In a new bid for growth, Sun launches a division to enable others build products around its hardware and software.
The OEM, or original equipment manufacturer, unit will be led by Joe Heel, a senior vice president who joined Sun five months ago from management consulting firm McKinsey.
In an interview Tuesday, Heel said that he plans to increase OEM sales through centralizing and expanding the business. "We have a number of initiatives we think will help to grow that substantially," Heel said. "We do believe OEMs...will become an increasing portion of Sun's revenue."
In OEM deals, one company supplies technology to another. For example, through OEM relationships, Johnson Controls supplies seats to automakers, Hitachi Data Systems supplies Sun with high-end storage systems, and Sun supplies tape drives to Hewlett-Packard.
Such deals generated $1.8 billion during Sun's last fiscal year--13 percent of the Santa Clara, Calif.-based company's annualized revenue.
Although Sun has stopped its years-long revenue slide, it has yet to return to consistent growth and profitability. The OEM business is the latest effort at the company to tap into a burgeoning industry; other efforts include refurbished server lines and the Sun grid computing service.
Last week, Sun President Jonathan Schwartz underlined the importance of OEM business to Sun at the company's annual summit meeting with financial and technology analysts.

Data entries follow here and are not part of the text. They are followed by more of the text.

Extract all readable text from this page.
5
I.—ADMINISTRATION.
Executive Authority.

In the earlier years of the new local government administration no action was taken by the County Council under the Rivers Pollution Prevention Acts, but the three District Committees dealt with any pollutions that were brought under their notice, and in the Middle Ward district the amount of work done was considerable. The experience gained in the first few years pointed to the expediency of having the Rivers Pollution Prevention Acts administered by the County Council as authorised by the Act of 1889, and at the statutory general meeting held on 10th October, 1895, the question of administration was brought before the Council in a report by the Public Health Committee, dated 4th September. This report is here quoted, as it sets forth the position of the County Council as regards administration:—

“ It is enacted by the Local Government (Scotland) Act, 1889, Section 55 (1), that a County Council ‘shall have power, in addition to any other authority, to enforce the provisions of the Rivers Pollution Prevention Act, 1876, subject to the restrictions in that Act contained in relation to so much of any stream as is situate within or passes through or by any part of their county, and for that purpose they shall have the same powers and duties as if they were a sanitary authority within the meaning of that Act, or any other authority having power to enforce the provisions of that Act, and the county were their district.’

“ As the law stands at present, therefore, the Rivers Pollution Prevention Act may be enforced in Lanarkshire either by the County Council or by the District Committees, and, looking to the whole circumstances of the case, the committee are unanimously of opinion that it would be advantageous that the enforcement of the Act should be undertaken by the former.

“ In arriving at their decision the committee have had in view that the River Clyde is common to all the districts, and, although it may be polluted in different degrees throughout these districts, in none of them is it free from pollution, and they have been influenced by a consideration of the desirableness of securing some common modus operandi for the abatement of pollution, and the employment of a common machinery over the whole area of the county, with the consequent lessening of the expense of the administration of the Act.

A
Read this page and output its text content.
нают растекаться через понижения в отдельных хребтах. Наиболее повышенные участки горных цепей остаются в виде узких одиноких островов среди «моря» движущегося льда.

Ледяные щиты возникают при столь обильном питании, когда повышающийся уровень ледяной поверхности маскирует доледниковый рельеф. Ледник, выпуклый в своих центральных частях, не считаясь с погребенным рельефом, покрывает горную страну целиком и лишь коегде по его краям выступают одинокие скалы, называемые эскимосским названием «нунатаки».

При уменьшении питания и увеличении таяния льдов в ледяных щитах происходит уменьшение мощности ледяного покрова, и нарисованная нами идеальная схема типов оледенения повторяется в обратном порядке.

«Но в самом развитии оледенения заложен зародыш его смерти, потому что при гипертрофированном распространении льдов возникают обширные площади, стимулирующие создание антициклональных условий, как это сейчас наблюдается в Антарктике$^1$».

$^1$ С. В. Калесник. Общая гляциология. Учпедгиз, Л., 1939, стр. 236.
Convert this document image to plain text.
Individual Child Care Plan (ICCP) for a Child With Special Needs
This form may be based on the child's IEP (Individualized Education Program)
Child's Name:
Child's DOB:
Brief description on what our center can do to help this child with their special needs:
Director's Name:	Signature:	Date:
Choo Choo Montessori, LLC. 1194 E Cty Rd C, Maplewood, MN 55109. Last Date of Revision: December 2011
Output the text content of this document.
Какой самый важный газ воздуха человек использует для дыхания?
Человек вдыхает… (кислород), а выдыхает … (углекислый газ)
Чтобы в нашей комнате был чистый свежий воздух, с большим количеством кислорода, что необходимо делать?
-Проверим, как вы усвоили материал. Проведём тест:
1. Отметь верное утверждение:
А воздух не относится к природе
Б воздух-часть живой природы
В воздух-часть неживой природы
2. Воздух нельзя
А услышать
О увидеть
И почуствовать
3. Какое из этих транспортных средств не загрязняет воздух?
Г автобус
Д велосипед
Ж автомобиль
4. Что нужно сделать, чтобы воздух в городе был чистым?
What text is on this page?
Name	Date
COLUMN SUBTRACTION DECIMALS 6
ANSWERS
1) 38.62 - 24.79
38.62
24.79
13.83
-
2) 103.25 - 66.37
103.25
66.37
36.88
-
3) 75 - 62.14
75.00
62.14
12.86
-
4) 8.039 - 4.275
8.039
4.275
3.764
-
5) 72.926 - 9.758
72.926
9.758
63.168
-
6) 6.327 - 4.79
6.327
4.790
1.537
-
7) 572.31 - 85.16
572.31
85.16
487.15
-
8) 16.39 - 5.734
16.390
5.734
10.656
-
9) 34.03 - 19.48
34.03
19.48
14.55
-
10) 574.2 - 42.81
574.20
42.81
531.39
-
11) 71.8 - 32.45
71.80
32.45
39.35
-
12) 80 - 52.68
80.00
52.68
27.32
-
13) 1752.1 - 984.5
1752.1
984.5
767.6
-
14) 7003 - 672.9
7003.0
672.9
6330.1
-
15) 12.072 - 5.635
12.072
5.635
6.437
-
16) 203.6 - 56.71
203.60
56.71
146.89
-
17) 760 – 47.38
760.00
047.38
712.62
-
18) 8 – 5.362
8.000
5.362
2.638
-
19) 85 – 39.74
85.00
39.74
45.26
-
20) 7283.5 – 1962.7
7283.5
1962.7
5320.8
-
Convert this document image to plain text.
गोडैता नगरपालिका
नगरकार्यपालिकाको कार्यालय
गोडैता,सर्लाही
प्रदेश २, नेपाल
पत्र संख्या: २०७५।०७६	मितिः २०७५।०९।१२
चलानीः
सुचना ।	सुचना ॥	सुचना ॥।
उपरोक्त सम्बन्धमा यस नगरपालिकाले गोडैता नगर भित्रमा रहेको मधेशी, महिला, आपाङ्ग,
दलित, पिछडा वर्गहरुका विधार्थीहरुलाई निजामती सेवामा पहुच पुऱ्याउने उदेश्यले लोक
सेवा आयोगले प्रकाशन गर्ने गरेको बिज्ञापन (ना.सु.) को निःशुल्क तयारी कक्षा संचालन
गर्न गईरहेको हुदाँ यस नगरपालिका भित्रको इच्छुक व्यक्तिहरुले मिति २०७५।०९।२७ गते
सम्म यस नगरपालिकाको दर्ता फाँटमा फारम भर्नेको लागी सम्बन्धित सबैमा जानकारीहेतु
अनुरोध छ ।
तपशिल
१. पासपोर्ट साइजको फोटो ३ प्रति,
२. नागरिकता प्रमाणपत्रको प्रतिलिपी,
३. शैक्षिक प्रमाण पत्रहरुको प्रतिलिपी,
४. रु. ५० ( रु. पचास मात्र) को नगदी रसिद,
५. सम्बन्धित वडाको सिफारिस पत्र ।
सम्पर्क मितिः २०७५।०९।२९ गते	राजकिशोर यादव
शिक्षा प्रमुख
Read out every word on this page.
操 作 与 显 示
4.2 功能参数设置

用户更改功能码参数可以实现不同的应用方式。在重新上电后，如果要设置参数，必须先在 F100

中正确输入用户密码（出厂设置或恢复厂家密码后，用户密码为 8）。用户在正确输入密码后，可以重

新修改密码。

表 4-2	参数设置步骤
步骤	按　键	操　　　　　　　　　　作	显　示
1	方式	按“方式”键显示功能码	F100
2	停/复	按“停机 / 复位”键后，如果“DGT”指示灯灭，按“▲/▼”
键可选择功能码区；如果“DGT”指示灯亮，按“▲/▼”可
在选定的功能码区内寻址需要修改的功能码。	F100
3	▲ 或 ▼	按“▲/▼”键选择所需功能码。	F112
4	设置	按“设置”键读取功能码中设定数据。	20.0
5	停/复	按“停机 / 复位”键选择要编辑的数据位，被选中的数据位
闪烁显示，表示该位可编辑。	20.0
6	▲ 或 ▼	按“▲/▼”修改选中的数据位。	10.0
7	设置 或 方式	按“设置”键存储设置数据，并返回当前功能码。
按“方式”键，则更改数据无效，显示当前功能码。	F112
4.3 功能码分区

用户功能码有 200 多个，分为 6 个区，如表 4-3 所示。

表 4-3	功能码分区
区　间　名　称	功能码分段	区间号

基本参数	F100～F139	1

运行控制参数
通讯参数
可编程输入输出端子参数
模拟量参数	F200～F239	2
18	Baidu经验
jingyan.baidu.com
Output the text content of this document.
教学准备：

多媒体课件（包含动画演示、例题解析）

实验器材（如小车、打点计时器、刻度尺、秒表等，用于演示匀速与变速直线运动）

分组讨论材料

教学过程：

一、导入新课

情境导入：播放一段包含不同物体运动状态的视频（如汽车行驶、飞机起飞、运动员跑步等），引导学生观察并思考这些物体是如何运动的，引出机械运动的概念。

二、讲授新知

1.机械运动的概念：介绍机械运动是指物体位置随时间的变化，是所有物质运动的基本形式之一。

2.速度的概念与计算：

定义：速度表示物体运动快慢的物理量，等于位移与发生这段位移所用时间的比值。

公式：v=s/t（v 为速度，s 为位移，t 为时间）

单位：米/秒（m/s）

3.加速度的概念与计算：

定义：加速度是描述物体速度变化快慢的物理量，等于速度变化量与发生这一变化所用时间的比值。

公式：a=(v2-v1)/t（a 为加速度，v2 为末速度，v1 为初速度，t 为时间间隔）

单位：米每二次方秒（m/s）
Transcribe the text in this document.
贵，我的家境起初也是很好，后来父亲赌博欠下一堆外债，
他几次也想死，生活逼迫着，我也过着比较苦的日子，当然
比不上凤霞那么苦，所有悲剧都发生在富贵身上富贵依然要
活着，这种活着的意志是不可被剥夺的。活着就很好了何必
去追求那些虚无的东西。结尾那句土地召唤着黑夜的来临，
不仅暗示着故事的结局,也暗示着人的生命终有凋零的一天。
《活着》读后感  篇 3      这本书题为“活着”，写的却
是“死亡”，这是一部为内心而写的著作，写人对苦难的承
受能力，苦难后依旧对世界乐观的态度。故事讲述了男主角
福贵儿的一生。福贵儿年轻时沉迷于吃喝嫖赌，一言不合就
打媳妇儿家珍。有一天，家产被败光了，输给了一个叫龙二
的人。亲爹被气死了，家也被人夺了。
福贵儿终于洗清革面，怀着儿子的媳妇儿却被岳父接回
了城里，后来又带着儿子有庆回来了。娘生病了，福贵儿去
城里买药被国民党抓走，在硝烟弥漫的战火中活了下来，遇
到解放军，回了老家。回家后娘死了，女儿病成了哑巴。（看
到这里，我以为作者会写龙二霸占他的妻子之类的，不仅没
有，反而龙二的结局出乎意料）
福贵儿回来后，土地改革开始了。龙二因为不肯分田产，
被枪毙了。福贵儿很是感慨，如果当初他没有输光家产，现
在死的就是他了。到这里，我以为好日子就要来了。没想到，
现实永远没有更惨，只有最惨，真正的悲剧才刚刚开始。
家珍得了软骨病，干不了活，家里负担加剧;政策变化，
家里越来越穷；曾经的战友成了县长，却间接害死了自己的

"That business reports to me directly and is focused on selling picks to the miners," Schwartz said. "There are a lot of folks out in the marketplace who are trying to build next-generation infrastructure. What they figured out is they could do it with a general-purpose server running a general-purpose operating system."The technology that Sun will sell through OEM deals runs the gamut of the company's products. It includes its its Solaris operating system, its UltraSparc T1 "Niagara"-based servers, its StorageTek-derived storage systems and Java software for mobile phones.
And of course, Sun is in it for the money. "Whether those are systems suppliers or medical equipment companies or factory automation technologies or the like, we see a growing amount of OEM opportunity opening up in front of us," Schwartz said.
Chief Executive Scott McNealy added that revenue from OEM deals tends to be "very sticky"--in other words, it has desirable staying power. That's important for the company, which is trying to increase the amount of revenue it can count on to recur year after year.
Sun already has several significant OEM deals, McNealy said. "Our big OEMs tend to be network equipment providers like the Lucents and Nortels. We OEM Java to Motorola and Nokia. We OEM Java to set-top box manufacturers. We OEM boards to government defense contractors. We OEM to medical instrument business," he said.
Initial focus on telecommunications
About half the OEM division's revenue comes from products sold to telecommunications companies such as Alcatel, and that area will be an early focus, Heel said.
Sun plans to integrate its own hardware and software into a single product designed for the telecommunications industry. In addition, it is in discussions with several network equipment providers to set up a consortium that could use a standardized collection of hardware and software from Sun, Heel said. "They would share the platform we would develop together. It would cut their development costs," he said. He declined to name the partners, but said they are among the top five suppliers of telecommunications gear.
Although Sun will integrate products, the work stops short of making Sun into a full-fledged systems integrator. ""The boundaries are set by the customer," Heel said, and Sun won't step on partners' toes in the areas they want to add value and thereby derive profit.
Sun plans two more integrated products, he said. Though he declined to share specifics, he said health care and mobile phone handsets are areas to watch.